The video premiered on YouTube on January 18, 2008. Disney Channel first aired the music video with footage of the original movie, Minutemen, during Wizards of Waverly Place on January 19, 2008 to promote the film. The video, without the footage from Minutemen and with new scenes, was released on January 31, 2008 on the Hollywood Records YouTube channel. When Aly & AJ were backstage at the Littlest Pet Shop event in 2008, a new version of the "Like Whoa" video, which combines scenes from both the previous two videos, as well as new scenes, premiered.

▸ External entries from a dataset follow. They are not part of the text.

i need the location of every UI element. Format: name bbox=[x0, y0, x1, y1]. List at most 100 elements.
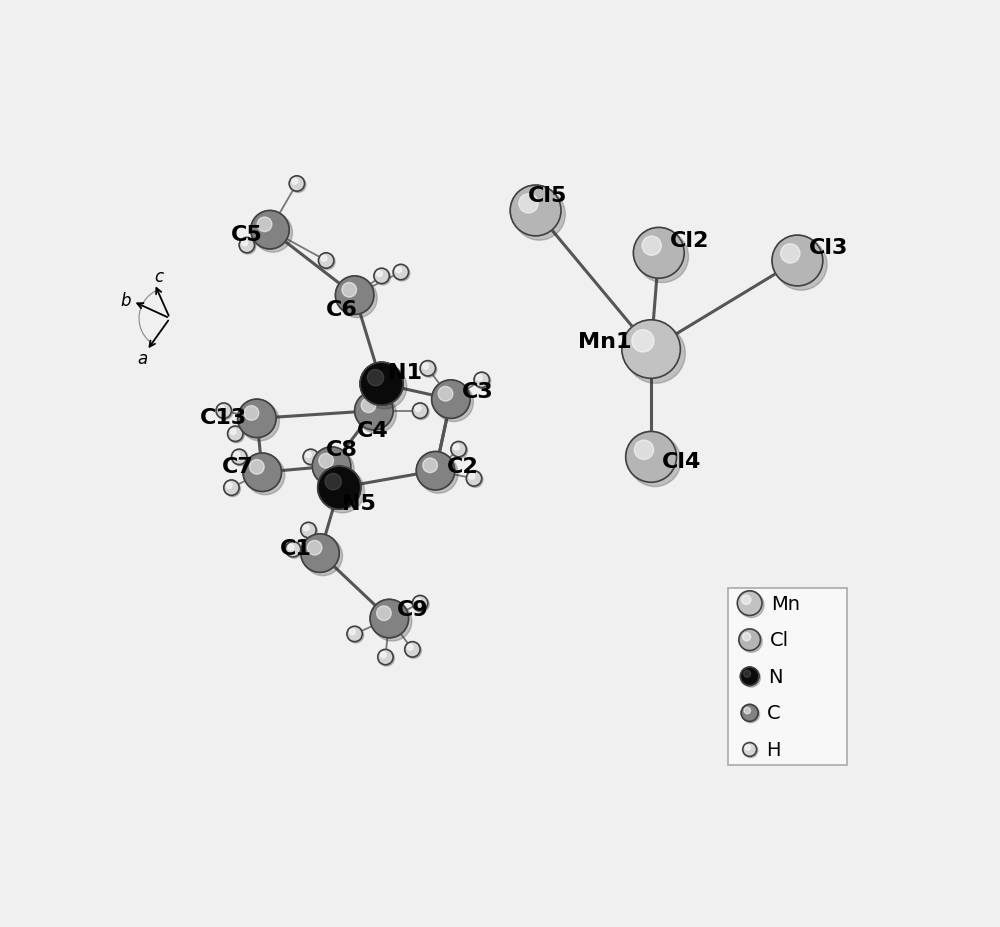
Circle shape bbox=[413, 597, 429, 613]
Circle shape bbox=[642, 236, 661, 256]
Circle shape bbox=[742, 668, 760, 688]
Circle shape bbox=[219, 406, 225, 412]
Circle shape bbox=[740, 630, 762, 653]
Circle shape bbox=[407, 644, 413, 651]
Circle shape bbox=[466, 471, 482, 487]
Circle shape bbox=[303, 537, 343, 576]
Circle shape bbox=[250, 460, 264, 475]
Circle shape bbox=[406, 643, 421, 659]
Text: C6: C6 bbox=[326, 299, 357, 320]
Circle shape bbox=[253, 214, 292, 253]
Circle shape bbox=[318, 466, 361, 510]
Circle shape bbox=[405, 642, 420, 657]
Circle shape bbox=[240, 402, 279, 441]
Circle shape bbox=[379, 651, 394, 667]
Circle shape bbox=[634, 440, 654, 460]
Circle shape bbox=[342, 283, 357, 298]
Circle shape bbox=[226, 483, 232, 489]
Text: C2: C2 bbox=[447, 457, 478, 476]
Circle shape bbox=[385, 373, 401, 388]
Circle shape bbox=[743, 633, 751, 641]
Circle shape bbox=[740, 667, 759, 686]
Circle shape bbox=[419, 454, 458, 494]
Circle shape bbox=[775, 239, 827, 291]
Text: C7: C7 bbox=[222, 457, 254, 476]
Circle shape bbox=[367, 370, 384, 387]
Circle shape bbox=[370, 600, 409, 638]
Circle shape bbox=[741, 705, 758, 721]
Circle shape bbox=[632, 330, 654, 352]
Circle shape bbox=[318, 254, 334, 269]
Circle shape bbox=[242, 241, 248, 247]
Circle shape bbox=[633, 228, 684, 279]
Circle shape bbox=[319, 255, 335, 271]
Circle shape bbox=[412, 596, 428, 611]
Circle shape bbox=[289, 177, 305, 192]
FancyBboxPatch shape bbox=[728, 588, 847, 765]
Circle shape bbox=[743, 743, 757, 756]
Circle shape bbox=[292, 179, 298, 185]
Circle shape bbox=[357, 395, 396, 434]
Circle shape bbox=[396, 268, 402, 273]
Circle shape bbox=[510, 185, 561, 236]
Circle shape bbox=[742, 595, 751, 604]
Text: C1: C1 bbox=[279, 539, 311, 558]
Circle shape bbox=[744, 707, 751, 714]
Circle shape bbox=[312, 448, 351, 486]
Circle shape bbox=[246, 456, 285, 495]
Circle shape bbox=[386, 374, 402, 389]
Circle shape bbox=[477, 375, 482, 381]
Circle shape bbox=[739, 592, 764, 618]
Circle shape bbox=[240, 239, 256, 255]
Text: C13: C13 bbox=[200, 407, 247, 427]
Text: Cl5: Cl5 bbox=[527, 185, 567, 206]
Circle shape bbox=[420, 362, 436, 376]
Circle shape bbox=[742, 705, 760, 723]
Text: C5: C5 bbox=[231, 224, 263, 245]
Circle shape bbox=[438, 387, 453, 401]
Circle shape bbox=[744, 743, 758, 757]
Circle shape bbox=[452, 443, 468, 459]
Text: C8: C8 bbox=[326, 439, 357, 460]
Circle shape bbox=[304, 451, 320, 466]
Circle shape bbox=[348, 628, 364, 643]
Text: Cl2: Cl2 bbox=[670, 231, 709, 250]
Circle shape bbox=[243, 453, 282, 492]
Circle shape bbox=[474, 373, 489, 388]
Circle shape bbox=[301, 534, 339, 573]
Circle shape bbox=[234, 452, 240, 458]
Text: N5: N5 bbox=[342, 493, 375, 514]
Circle shape bbox=[335, 276, 374, 315]
Circle shape bbox=[232, 451, 248, 466]
Circle shape bbox=[744, 670, 751, 678]
Text: N1: N1 bbox=[388, 362, 422, 383]
Circle shape bbox=[325, 474, 341, 490]
Circle shape bbox=[739, 629, 760, 651]
Circle shape bbox=[622, 321, 680, 379]
Circle shape bbox=[469, 474, 475, 479]
Text: C9: C9 bbox=[397, 600, 428, 619]
Circle shape bbox=[415, 599, 421, 604]
Circle shape bbox=[228, 426, 243, 442]
Circle shape bbox=[361, 399, 376, 413]
Circle shape bbox=[230, 429, 236, 435]
Circle shape bbox=[413, 404, 429, 420]
Circle shape bbox=[355, 392, 393, 430]
Circle shape bbox=[307, 540, 322, 555]
Circle shape bbox=[216, 403, 231, 419]
Text: c: c bbox=[154, 268, 163, 286]
Text: C3: C3 bbox=[462, 382, 494, 402]
Circle shape bbox=[286, 543, 302, 559]
Text: C4: C4 bbox=[356, 421, 388, 440]
Circle shape bbox=[772, 235, 823, 286]
Circle shape bbox=[238, 400, 276, 438]
Circle shape bbox=[319, 454, 333, 468]
Circle shape bbox=[519, 195, 538, 214]
Circle shape bbox=[338, 279, 377, 318]
Circle shape bbox=[434, 383, 473, 422]
Circle shape bbox=[347, 627, 362, 642]
Text: Cl3: Cl3 bbox=[809, 238, 848, 258]
Circle shape bbox=[415, 406, 421, 412]
Circle shape bbox=[306, 452, 312, 458]
Circle shape bbox=[373, 603, 412, 641]
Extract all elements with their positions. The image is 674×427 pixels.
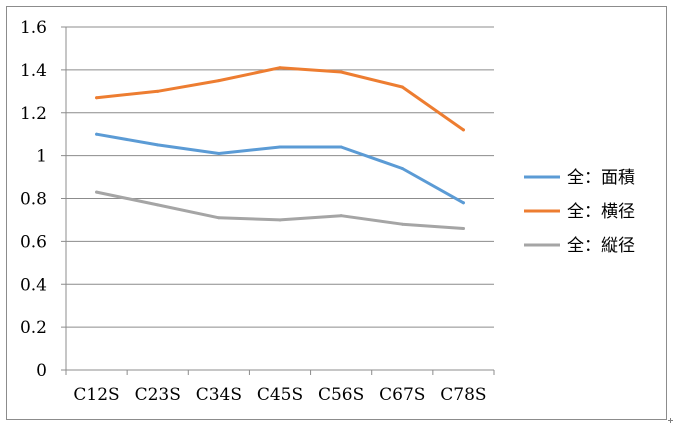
chart-frame: [6, 6, 667, 420]
legend: 全：面積全：横径全：縦径: [524, 168, 635, 256]
data-point: [339, 214, 343, 218]
x-tick-label: C45S: [257, 385, 303, 405]
series-line-1: [95, 132, 465, 205]
data-point: [400, 166, 404, 170]
legend-item-1: 全：面積: [524, 168, 635, 188]
data-point: [217, 79, 221, 83]
resize-handle-icon[interactable]: [668, 418, 673, 423]
data-point: [339, 70, 343, 74]
series-lines: [95, 66, 465, 231]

The video has been released to Canada's MuchMusic, Yahoo! and it also has been shown on MTV Asia, reaching number two on the Chart Attack. To date, the video has garnered, on combined Hollywood Record's account and Aly & AJ's account, over 28 million views.

==Chart performance==
As of February 27, 2008, the album version has logged over 558,084 digital downloads in the United States, reaching a peak position of number 63 on the Billboard Hot 100, enough to earn a Gold certification. The song also debuted at number 66 on the Canadian Hot 100, already peaking higher than preceding single "Potential Breakup Song" at number 72. Upon release of the remix version, the track re-entered the Hot 100 at number 92 after falling off the week before its release. The song has been certified gold by the Recording Industry Association of America for equivalent sales of 500,000 units in the United States.

===Charts===

| Chart (2007–08) | Peak position |
|---|---|
| Australia (ARIA) | 92 |
| Canada Hot 100 (Billboard) | 66 |
| US Billboard Hot 100 | 63 |
| US Pop Airplay (Billboard) | 47 |
| UK Singles (OCC) | 165 |

== Certifications ==

| Region | Certification | Certified units/sales |
| United States (RIAA) | Gold | 500,000^{‡} |
^{‡} Sales+streaming figures based on certification alone.